# EOPF HEALPix Structure and Metadata (Sentinel-2)

## Description and Motivations

- Most existing EOPF metadata can be reused for products on the HEALPix grid, except those defining the spatial domain.
- Use the same product definition (e.g., for sentinel-2: a product consists of a single acquisition "scene")
- Try following current EOPF's data concepts that rely on both STAC standards and CF conventions (*)
  - [The way spatial reference is specified for variables for EOPF data products follows the CF convention](https://cpm.pages.eopf.copernicus.eu/eopf-cpm/main/PSFD/2-main-data-concepts.html#dimensions-and-coordinate-variables)
  - [Metadata storage in EOPF data shall be based on the SpatioTemporal Asset Catalogue (STAC) standard for general geospatial information data](https://cpm.pages.eopf.copernicus.eu/eopf-cpm/main/PSFD/7-metadata.html#general-principles-and-design-justification)
- Define HEALPix metadata at the group level (single scale) using CF's grid mapping variables
  - Closely based on the [proposal of CF conventions for HEALPix grid parameters](https://github.com/cf-convention/cf-conventions/issues/433)
  - Ellipsoid of reference encoded using a separate grid mapping variable (optional?)
- HEALPix data is *inherently* multi-scale
  - Follow our own (for now) conventions for storing multi-scale data on HEALPix
  - For example: `measurements/reflectance/19`, `measurements/reflectance/16`, etc. (number corresponds to HEALPix refinement level) instead of `measurements/reflectance/r10m`, `measurements/reflectance/r20m`m etc.
  - No existing multi-scale concept in either EOPF and CF conventions ; ongoing discussion for GeoZarr
- Enable HEALPix grid-aware product retrieval in a STAC catalog by adding STAC-specific metadata at the product level
  - Based on the STAC Grid extension (https://github.com/stac-extensions/grid)
  - `grid:code` value still to be defined (a unique cell at a fixed coarse level? a unique cell at the coarsest level found that encompass product spatial extent? a cell range at a fixed level?)
  - Suggested format for `grid:code` value: `HEALPIX-I{indexing_scheme}-L{level}-{cell_id}`

(*) To our knowledge, there's a lot of discussions ongoing about EOPF, GeoZarr, STAC vs. CF style specifications. We think that the specification suggested here for products on the HEALPix grid could evolve (and should adapt pretty well) with respect to further evolution of those specifications.

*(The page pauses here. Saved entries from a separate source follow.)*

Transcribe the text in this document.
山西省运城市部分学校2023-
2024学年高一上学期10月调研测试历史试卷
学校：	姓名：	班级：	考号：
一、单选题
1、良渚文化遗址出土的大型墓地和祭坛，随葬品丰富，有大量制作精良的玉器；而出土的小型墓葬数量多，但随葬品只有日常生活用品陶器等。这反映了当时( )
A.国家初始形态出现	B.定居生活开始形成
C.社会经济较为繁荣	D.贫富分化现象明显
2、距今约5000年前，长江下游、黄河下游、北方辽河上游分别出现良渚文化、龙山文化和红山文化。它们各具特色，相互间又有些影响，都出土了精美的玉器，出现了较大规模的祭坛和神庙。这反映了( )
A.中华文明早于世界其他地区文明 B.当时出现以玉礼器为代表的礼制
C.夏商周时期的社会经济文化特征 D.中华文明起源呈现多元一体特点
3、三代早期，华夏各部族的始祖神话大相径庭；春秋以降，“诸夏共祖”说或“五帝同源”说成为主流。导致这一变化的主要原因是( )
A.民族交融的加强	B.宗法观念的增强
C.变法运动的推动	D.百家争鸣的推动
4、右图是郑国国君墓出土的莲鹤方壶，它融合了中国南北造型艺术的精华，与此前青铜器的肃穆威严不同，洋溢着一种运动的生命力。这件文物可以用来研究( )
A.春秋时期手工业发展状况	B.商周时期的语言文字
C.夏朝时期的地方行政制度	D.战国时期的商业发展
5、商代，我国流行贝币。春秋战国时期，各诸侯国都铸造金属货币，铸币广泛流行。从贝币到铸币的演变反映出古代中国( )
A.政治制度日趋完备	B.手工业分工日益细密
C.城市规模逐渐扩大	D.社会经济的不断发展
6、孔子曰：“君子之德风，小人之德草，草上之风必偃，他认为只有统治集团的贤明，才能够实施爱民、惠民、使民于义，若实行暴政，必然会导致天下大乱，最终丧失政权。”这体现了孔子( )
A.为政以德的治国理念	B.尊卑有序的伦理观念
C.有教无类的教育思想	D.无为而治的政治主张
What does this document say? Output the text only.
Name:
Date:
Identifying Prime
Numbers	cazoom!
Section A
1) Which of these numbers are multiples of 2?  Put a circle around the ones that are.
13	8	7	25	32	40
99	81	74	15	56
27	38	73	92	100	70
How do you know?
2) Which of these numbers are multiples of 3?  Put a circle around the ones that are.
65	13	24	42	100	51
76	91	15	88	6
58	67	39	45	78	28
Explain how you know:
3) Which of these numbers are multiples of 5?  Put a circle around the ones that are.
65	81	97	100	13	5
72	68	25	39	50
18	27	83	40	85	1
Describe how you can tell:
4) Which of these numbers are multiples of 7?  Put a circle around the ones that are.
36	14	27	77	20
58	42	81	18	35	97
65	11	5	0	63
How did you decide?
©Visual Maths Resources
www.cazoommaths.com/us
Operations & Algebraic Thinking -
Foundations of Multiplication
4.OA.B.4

## Metadata Conversion Workflow (from EOPF UTM products)

- For each group containing variables defined on the HEALPix grid:
  - Clean-up irrelevant metadata (all `proj:*` STAC attributes)
  - Update EOPF's "dimension" and "coordinates" variable attributes with HEALPix "cell" dimension and "cell_ids" coordinate names
  - Add HEALPix (and optionally reference ellipsoid) grid mapping variables
- For parent groups:
  - Conform to multi-scale convention: rename subgroups and add multi-scale metadata attribute
- At the product level:
  - Update STAC `bbox` and `geometry` attribute values to account for the grid cell shapes
  - Clean-up irrelevant metadata (all `proj:*` STAC attributes) 
  - Add `grid:code` STAC property


In [None]:
import pathlib

import xarray as xr

Reusing the Zarr store exported from EOPF UTM to HEALPix conversion notebook

In [None]:
dt = xr.open_datatree("sentinel-2-l1c_healpix.zarr", decode_timedelta=True)

In [None]:
# hard-coded sentinel-2 resolution to HEALPix level
# (computed in EOPF UTM conversion notebook but not saved as metadata)
s2rm_to_level = {"r10m": 19, "r20m": 18, "r60m": 16}


# HEALPix multiscale attribute convention
# (inspired from https://github.com/zarr-developers/geozarr-spec/issues/83#issuecomment-3292459330)
multiscales_attr = {
    "name": "healpix",
    "configuration": {"refinement_ratio": 4},
}


def _update_group(ds: xr.Dataset) -> xr.Dataset:
    """Update metadata of a single group."""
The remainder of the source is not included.